MR STANHOPE (continuing):
In principle, I do not have any real objection to that. The difficulty I have, and that the Labor Party has, is that Mr Osborne has presented a Bill just on this one issue of the limitation period and Mr Osborne's proposal is not entirely consistent with the proposal that the Attorney has put out for public discussion and public comment. The results of that consultation are not yet with us. I do have some concern about debating today a piece of legislation with which, in principle, I am not sure that I necessarily disagree. It may be at the end of the day that I would be happy to support the sorts of proposals which Mr Osborne has made, but I am concerned about a pre-emptive approach to defamation law reform at the very time that the Attorney has out for public discussion the very same issue on which we are today legislating.
I think that we are sending an unfortunate message to those people who have made submissions to Mr Humphries in that, whilst we invite submissions on a particular issue, before the envelopes are opened, before the submissions are actually printed and disseminated, before we can actually respond to the sorts of issues that the community would seek to raise in relation to a limitation period on defence, we are actually legislating to provide for a reduction in the limitation period from six years to one year, mindful of the fact that in most civil matters the limitation period, probably for a couple of centuries, has been six years.
I am prepared to accept in relation to the defamation law that maybe that is a bit extreme, but I really would like to see the sorts of arguments that I am hoping will be presented to the Attorney in the responses to his discussion paper. To legislate today without the advantage of a single response from a single one of the respondees seems to me not to be particularly wise law-making, because there are arguments against reducing to one year the limitation period in an area such as this. One is, and I think it is legitimate, that, if one is unaware that somebody in another jurisdiction has been consistently defaming one in a most serious way, perhaps one does need an opportunity to pursue those issues.

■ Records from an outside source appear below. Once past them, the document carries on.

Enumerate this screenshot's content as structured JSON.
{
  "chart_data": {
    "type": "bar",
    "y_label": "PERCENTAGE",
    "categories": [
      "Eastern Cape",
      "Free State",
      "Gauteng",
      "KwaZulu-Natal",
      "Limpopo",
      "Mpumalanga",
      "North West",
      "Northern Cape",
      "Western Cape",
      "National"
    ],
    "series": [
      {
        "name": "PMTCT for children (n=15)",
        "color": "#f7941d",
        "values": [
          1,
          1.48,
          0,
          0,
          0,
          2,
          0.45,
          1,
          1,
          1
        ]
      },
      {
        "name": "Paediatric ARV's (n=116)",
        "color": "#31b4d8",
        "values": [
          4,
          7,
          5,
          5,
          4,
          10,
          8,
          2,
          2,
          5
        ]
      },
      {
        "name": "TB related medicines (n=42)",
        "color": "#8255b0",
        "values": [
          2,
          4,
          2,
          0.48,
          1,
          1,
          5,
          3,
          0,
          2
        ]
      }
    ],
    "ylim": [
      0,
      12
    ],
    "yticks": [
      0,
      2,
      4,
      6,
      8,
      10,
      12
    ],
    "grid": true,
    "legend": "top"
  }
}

There is another issue that we really should debate around this and that we have not had the advantage of the advice or wisdom that may be contained within the responses to the Attorney's discussion paper about whether the limitation period should be reduced to, say, a year. I think it would not be unusual at the moment in relation to defamatory matters or potential actions by a plaintiff against a defendant for an alleged defamation, to seek some constructive negotiations about it and perhaps a settlement. The Attorney and I know that, in matters of the law, 12 months is not particularly long.

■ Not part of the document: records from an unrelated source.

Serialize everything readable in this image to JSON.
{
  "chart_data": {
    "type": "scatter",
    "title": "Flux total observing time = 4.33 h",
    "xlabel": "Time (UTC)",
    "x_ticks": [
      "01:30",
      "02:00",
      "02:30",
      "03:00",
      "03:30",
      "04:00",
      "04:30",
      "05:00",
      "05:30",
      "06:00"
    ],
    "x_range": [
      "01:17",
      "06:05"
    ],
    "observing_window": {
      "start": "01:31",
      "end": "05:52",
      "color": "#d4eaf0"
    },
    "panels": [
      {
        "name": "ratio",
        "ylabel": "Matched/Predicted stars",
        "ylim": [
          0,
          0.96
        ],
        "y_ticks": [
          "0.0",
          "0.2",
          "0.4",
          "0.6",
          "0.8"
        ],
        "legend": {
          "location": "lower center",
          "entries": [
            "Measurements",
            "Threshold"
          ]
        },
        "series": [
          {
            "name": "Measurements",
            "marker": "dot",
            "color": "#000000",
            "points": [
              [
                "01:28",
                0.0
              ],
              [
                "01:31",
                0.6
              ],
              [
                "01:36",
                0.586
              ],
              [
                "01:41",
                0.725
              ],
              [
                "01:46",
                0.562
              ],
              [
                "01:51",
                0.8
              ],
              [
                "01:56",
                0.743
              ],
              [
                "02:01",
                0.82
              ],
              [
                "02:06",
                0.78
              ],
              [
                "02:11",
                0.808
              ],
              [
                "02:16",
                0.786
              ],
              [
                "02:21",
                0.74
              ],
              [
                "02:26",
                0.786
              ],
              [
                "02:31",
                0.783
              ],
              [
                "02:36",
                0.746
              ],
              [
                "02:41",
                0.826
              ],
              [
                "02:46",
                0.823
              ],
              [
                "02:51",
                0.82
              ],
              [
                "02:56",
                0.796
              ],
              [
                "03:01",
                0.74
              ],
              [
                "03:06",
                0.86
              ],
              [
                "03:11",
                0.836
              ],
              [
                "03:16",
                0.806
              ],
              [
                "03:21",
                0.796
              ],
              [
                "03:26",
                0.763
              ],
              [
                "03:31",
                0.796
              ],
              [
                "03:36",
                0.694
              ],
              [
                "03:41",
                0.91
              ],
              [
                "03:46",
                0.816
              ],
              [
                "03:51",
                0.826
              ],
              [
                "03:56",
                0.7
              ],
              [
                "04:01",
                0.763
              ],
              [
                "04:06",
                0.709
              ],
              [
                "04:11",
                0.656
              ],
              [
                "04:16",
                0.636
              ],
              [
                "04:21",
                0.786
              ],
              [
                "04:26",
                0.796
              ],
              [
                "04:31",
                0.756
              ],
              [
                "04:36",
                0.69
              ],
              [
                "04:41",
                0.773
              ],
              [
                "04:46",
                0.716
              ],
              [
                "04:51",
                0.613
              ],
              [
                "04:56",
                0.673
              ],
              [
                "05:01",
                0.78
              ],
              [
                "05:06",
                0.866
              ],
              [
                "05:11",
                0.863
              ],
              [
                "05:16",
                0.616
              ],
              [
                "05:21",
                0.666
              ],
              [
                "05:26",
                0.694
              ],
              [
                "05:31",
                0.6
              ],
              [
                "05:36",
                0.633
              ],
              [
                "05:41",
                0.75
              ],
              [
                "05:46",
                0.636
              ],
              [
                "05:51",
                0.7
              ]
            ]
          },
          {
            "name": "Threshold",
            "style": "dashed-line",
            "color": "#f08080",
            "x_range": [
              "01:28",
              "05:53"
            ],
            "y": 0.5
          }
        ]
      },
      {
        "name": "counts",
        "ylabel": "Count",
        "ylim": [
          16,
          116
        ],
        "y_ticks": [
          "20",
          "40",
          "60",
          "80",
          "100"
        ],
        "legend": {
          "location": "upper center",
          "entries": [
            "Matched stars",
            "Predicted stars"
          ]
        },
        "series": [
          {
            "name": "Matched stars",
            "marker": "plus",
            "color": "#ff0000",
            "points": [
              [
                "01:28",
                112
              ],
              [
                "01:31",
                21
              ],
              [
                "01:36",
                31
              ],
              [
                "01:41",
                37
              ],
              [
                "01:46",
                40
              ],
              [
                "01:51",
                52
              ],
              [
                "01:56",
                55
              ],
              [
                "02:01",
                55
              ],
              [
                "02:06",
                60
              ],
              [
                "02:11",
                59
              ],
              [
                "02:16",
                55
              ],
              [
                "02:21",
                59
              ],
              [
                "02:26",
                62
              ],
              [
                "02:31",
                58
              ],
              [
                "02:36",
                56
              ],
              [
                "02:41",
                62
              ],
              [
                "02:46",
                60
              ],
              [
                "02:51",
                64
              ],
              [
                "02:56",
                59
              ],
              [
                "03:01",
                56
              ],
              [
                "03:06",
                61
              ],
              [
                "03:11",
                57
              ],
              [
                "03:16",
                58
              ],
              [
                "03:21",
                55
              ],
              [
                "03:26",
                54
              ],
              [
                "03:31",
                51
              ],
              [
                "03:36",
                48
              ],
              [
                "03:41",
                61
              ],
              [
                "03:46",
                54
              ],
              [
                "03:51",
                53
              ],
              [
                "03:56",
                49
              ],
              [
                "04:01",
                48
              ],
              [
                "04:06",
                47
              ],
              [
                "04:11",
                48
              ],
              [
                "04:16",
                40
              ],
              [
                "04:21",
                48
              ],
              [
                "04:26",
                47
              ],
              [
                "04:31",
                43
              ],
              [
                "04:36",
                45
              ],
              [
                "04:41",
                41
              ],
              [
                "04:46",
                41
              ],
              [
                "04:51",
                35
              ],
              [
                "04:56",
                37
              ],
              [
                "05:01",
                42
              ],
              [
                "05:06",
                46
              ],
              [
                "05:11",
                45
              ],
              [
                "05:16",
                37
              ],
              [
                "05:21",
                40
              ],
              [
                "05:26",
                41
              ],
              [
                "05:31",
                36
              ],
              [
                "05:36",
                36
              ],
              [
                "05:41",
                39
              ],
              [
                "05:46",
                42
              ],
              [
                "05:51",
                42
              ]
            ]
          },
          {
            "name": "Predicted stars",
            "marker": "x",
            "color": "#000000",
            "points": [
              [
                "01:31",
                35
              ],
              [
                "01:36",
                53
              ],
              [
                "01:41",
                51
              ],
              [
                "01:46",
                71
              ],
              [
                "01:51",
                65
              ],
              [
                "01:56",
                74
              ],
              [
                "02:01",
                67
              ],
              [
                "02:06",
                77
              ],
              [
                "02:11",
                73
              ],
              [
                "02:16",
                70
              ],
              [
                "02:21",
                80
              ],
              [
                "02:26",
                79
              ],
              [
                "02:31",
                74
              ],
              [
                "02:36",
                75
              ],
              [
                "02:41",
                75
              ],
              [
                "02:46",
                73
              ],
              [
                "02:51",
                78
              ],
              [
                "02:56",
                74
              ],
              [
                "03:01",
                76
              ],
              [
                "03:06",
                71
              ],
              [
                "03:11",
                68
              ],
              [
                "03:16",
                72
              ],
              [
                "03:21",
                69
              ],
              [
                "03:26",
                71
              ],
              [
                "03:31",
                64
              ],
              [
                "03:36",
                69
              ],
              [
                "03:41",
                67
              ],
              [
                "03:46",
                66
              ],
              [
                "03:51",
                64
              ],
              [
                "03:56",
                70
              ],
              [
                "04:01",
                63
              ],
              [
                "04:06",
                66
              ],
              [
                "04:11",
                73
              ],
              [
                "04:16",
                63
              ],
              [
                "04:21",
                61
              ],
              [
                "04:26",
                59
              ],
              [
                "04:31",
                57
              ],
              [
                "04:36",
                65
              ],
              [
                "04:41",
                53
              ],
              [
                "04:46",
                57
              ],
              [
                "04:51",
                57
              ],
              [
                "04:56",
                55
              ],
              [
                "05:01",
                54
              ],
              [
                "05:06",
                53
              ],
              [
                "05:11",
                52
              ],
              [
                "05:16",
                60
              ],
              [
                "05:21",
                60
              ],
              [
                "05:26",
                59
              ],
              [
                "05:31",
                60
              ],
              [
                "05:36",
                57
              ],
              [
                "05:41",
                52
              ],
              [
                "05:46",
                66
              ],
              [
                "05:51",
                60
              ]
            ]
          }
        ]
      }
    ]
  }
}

One discovers a defamation, one is affronted by it, one seeks to have the defamation addressed, one seeks to be compensated for the defamation, one then engages in a round of protracted negotiations with a defendant and the matter is not settled within 12 months, so what does one do? One initiates action. It actually pushes the plaintiffs into initiating action at a time when there may have been some hope of a settlement being achieved. We really should be doing whatever we can to keep all actions out of the court. It should be the No. 1 aim of any jurisdiction. The No. 1 aim of any legislature is to keep matters out of the courts. An unforeseen consequence of a 12-month limitation period for defamation is that we will find an increase in the number of actions commenced.